Nuca esteve tão em voga a palavra equilíbrio. Sim, em meio a tantas falcatruas, emaranhados e retrocessos, nós brasileiros estamos tentando nos manter em cima dos lençóis em camas de napa (ou courino, como queiram).
Não foi para falar da atual conjuntura do país que venho a esse universo singular hoje. Mas sim, para falar das situações nas quais tento me manter equilibrada atualmente. Antes do diagnóstico, os pareceres...
Presenciei algumas mortes ao longo desses 39 anos. Algumas lentas, outras tardias, muitas quando as pessoas eram jovens, outras nem tanto. Diante de algumas delas, nós, como bons e velhos espectadores de Janete Clair, na melhor veia de Marília Pera, ficamos poéticos e passionais. Esperamos que aquele amigo nos diga adeus, deixando um legado único, com palavras belas. Nada disso acontece e deixa uma certa frustração.
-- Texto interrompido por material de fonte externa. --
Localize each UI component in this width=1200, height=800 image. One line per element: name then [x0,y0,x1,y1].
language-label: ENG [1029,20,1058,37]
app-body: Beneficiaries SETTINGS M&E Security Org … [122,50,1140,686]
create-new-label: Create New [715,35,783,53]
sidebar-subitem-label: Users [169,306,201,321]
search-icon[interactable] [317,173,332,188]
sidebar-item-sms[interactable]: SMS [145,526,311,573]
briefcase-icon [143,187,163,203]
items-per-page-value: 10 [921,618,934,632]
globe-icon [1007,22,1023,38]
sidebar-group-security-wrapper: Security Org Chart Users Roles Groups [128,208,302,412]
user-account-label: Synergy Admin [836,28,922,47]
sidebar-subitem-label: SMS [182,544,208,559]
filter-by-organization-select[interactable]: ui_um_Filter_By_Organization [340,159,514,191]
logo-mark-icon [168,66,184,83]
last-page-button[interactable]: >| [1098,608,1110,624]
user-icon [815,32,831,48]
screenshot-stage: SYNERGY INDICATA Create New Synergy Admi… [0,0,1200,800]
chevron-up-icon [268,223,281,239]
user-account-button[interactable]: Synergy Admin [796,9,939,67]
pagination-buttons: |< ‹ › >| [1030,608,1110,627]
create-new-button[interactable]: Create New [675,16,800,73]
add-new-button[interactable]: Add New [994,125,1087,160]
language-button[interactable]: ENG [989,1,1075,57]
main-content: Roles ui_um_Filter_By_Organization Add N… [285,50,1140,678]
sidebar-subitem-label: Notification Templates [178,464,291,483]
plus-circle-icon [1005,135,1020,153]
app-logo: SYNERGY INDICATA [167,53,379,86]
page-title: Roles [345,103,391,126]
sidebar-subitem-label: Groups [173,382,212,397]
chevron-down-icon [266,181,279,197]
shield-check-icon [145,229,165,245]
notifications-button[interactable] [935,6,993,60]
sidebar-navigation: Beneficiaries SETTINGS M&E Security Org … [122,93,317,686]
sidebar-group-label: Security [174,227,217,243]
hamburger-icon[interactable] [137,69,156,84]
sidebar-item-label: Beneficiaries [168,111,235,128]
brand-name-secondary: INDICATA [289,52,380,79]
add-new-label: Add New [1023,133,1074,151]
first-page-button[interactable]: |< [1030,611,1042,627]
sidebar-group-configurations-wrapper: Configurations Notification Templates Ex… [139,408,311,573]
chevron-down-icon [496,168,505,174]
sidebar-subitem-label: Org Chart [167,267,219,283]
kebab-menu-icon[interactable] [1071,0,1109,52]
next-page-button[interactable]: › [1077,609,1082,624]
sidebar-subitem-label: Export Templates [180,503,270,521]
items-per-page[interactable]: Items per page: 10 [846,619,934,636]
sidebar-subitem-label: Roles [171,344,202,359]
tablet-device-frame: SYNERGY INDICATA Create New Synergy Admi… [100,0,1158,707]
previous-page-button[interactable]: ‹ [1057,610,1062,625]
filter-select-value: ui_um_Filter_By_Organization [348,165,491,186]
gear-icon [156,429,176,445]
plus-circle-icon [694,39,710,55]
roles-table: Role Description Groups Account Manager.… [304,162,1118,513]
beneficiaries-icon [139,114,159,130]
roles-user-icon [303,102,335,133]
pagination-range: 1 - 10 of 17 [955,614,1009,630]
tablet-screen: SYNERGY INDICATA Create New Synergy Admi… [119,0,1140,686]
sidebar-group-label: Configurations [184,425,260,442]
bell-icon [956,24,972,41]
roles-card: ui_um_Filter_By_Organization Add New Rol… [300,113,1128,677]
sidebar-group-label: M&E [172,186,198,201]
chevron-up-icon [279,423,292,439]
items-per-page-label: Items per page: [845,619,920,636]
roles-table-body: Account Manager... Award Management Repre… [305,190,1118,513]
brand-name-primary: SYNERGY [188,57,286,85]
Enquanto isso, no cemitério, é muito interessante como cada uma das pessoas que vai prestar condolências aos parentes tenta de alguma maneira se mostrar importante para o morto. É comum ver aquela tia dizer o quanto o cidadão do caixão fazia parte da sua vida. Ali, parente se torna celebridade!
Já vi enterros de todas as maneiras. Velórios então, perdi a conta. Nessas horas todo mundo é solidário, se prontifica a ser parceiro, mas não vejo ninguém presente tirar a carteira e assinar um cheque. Promessas são feitas, mas poucas delas cumpridas. Mas, dentro do protocolo da vigília, todos os presentes procuram se manter equilibrados. Palavras sinceras são difíceis e, logo que alguém se desespera, há como ser acalentado para manter a compostura fúnebre.
Engraçada, senão desrespeitosa dentro do tal conjunto de regras é a vontade de rir e não poder segurar. Para manter o ar equilibrado, alguém sempre solta uma gracinha para amenizar o desespero, mas o nervoso e o proibido despertam a mais poderosa gargalhada. Sugestão aos cômicos é a de manter a platéia tensa e depois acender o estopim do riso. Não, dentro da cerimônia não pode rir, mas em todo caso, descobrir que você se concentra na descida do caixão enquanto está em cima de uma cova que está enterrado um anão é difícil segurar. E isso já aconteceu (comigo) e que ninguém nos ouça: é pecado!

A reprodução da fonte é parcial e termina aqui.